The Doctor Who Tapes Found in a Nigerian Relay Station
The BBC wiped half its early Doctor Who. In 2013 a salvager found eleven episodes in a Jos relay station.
Until 1978, the BBC didn't have an archive for videotape. It had a film library and an Engineering Department that owned the tapes themselves, on the assumption that the tape, not the show on it, was the asset. The Department's job was to keep the stock in good condition for reuse, which meant erasing whatever was on it once the rebroadcast window closed. Equity, the actors' union, charged steep repeat fees, so a rebroadcast usually wasn't worth it. So the tapes got wiped.
Between 1967 and 1978, the BBC erased most of the early Doctor Who. Of 124 Jon Pertwee episodes broadcast 1970-74, more than half had their original transmission tapes destroyed within two years of going to air.
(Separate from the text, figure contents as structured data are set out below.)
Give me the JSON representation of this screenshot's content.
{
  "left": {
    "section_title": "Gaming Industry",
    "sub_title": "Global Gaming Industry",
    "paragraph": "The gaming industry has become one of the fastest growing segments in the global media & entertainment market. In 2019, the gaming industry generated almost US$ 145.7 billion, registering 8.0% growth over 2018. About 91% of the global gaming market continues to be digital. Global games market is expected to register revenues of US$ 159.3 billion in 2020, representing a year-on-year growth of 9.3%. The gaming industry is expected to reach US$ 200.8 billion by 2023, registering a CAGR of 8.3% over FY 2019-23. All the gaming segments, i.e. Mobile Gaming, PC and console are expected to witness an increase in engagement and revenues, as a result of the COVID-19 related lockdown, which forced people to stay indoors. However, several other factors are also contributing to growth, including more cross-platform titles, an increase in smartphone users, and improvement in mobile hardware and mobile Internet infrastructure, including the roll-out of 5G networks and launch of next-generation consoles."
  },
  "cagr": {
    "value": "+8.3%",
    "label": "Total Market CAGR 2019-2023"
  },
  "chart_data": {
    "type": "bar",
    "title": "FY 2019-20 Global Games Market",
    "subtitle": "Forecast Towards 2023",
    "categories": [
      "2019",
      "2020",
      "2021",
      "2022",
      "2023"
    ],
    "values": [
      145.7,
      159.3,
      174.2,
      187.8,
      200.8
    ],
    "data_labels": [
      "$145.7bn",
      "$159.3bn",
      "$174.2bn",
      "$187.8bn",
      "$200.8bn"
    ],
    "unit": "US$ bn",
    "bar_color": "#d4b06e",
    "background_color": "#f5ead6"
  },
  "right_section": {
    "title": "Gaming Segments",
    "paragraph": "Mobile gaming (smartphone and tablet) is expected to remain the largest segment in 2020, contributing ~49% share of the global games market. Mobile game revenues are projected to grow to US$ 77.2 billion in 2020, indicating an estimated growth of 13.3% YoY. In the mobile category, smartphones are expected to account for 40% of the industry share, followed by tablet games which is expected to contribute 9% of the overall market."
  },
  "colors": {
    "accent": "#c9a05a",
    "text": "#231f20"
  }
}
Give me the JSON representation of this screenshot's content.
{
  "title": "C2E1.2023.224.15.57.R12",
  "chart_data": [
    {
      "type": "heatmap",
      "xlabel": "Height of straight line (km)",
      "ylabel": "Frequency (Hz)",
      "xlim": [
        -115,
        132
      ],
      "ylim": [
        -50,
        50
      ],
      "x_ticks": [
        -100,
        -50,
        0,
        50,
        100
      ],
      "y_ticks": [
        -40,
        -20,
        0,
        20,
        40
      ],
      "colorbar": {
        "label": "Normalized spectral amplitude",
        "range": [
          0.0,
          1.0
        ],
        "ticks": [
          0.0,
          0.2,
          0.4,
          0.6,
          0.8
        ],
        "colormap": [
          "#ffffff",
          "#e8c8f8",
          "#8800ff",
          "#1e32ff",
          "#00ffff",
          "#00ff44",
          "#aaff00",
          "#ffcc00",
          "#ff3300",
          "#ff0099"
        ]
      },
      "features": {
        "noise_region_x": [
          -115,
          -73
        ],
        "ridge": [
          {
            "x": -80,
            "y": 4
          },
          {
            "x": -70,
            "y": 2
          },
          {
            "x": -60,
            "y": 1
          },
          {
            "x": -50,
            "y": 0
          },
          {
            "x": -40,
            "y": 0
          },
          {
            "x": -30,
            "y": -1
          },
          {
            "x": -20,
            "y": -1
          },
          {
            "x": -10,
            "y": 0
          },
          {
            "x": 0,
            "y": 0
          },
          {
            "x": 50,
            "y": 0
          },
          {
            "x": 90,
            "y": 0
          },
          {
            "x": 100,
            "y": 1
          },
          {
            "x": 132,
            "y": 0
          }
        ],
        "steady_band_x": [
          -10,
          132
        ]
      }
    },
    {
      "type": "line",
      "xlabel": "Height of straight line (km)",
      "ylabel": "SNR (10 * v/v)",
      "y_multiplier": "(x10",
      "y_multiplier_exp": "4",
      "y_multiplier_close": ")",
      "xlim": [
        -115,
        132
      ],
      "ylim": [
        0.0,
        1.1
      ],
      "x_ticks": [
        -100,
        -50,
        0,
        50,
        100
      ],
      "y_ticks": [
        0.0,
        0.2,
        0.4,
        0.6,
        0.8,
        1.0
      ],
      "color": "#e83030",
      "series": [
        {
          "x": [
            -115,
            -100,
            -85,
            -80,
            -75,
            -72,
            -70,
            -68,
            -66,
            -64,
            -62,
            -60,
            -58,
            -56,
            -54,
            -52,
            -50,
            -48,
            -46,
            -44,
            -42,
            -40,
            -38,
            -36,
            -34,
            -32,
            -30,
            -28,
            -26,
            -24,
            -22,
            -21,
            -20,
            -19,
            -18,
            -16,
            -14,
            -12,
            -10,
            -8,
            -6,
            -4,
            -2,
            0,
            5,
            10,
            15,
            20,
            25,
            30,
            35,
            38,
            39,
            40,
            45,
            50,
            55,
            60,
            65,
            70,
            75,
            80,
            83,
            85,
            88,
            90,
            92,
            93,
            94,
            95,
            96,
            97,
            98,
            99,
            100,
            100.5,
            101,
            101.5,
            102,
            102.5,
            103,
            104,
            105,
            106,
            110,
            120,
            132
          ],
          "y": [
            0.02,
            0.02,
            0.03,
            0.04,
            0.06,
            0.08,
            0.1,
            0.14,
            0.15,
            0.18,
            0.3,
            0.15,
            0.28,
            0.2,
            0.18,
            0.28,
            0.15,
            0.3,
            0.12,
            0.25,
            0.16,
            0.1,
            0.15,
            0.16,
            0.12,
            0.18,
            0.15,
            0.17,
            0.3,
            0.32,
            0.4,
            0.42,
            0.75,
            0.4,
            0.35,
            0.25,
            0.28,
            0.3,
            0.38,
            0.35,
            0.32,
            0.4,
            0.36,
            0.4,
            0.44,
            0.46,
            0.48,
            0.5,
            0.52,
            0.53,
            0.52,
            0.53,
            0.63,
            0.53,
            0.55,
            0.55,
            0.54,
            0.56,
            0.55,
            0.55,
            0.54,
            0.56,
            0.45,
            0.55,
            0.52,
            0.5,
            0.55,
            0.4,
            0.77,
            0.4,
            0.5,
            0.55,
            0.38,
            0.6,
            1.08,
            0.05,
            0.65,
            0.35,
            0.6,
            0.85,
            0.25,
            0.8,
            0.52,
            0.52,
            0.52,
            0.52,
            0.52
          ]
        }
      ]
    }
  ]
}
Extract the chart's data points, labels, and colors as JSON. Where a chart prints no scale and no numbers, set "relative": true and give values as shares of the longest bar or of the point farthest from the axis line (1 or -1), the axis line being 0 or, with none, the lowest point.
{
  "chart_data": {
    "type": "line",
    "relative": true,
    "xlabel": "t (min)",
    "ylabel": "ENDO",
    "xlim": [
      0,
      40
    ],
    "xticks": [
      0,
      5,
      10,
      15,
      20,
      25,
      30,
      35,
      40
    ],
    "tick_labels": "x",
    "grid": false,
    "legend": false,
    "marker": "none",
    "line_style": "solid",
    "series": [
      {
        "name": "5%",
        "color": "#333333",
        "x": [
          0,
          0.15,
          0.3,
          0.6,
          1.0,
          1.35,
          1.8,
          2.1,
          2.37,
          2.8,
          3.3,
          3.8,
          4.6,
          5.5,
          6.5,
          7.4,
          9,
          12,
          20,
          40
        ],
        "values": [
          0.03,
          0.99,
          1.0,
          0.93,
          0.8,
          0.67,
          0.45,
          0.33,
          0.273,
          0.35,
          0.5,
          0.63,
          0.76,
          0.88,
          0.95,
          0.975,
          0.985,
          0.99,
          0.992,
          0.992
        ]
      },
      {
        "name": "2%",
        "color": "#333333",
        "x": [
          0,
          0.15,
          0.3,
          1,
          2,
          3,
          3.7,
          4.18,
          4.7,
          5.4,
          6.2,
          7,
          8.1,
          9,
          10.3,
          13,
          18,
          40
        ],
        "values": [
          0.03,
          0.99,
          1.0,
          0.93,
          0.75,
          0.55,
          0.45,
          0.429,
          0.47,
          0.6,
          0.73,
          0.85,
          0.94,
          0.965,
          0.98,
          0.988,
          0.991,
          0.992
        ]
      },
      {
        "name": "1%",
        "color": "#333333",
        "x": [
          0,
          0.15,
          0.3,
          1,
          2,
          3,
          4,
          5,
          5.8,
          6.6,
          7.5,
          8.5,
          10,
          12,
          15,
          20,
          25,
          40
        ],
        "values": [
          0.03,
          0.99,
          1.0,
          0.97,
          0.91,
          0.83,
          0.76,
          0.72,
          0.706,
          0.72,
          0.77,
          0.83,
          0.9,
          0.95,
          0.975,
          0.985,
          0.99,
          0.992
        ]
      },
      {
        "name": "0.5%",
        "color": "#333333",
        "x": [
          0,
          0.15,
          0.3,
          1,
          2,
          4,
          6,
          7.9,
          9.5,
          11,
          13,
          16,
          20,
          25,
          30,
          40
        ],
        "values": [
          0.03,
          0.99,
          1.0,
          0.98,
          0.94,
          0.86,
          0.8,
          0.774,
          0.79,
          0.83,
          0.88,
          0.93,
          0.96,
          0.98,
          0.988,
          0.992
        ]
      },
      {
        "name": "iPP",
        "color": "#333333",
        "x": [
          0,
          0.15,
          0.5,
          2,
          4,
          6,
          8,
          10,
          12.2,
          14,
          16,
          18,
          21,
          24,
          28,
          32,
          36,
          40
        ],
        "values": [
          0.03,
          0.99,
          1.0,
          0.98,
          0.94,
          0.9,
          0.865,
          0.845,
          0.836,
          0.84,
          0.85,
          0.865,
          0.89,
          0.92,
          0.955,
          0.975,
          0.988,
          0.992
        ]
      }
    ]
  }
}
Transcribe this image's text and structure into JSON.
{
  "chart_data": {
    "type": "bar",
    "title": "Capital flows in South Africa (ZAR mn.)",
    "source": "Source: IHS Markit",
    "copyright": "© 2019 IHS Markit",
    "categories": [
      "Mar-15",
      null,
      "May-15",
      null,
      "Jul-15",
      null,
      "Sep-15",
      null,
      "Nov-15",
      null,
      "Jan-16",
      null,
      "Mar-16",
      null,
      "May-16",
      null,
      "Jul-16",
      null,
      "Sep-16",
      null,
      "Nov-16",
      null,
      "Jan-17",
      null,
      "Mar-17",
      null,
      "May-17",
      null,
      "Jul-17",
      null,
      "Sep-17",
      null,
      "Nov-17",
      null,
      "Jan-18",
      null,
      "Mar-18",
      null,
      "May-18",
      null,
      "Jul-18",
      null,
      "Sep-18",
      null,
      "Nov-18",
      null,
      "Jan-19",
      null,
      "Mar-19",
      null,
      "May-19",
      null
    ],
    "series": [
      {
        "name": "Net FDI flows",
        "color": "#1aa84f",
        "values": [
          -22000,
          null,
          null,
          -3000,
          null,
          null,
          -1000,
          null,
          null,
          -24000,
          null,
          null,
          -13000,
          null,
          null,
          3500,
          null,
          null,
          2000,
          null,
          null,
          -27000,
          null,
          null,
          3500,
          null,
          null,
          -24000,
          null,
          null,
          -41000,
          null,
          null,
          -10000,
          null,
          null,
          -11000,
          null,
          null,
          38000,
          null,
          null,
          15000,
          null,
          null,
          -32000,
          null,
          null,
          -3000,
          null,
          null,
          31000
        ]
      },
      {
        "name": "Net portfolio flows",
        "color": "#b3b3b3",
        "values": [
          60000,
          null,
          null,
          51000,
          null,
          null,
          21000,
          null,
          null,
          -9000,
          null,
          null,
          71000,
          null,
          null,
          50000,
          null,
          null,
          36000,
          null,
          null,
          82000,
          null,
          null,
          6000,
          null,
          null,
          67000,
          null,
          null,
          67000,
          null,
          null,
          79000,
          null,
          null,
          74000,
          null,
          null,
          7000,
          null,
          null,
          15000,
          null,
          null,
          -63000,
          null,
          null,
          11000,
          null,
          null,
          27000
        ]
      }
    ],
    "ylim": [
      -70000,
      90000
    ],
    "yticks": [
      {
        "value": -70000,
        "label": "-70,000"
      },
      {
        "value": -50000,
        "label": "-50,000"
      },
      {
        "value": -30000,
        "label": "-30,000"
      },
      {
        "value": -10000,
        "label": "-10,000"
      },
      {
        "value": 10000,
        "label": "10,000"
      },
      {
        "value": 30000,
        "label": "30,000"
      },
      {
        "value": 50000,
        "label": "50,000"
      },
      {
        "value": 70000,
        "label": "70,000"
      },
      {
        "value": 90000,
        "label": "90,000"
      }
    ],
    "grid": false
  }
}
As of March 2026, 95 episodes from the show's first six years are still missing, leaving 26 serials incomplete.
What survives, in every case, is sound. Fans had pointed reel-to-reel tape recorders at the television speaker on broadcast night and kept the recordings. Every missing episode exists as a complete soundtrack, often with breathing and chair creaks audible. The BBC has used those recordings to reconstruct lost serials with still photos.
The biggest video haul in decades came in 2013. Philip Morris of Television International Enterprises Archives, who tracks down old film prints sold to overseas broadcasters, found a stack of 16mm cans on a shelf at a relay station in Jos, Nigeria. Inside were six episodes of The Enemy of the World and five of The Web of Fear — eleven episodes total, returned to the BBC in October 2013. Web of Fear episode 3 disappeared somewhere between Jos and London. It is presumed sold to a private collector and has not surfaced.
The rest of what's gone is presumably overseas, in attics and church basements, on prints sold to small stations sixty years ago and never returned. The hunt is still active.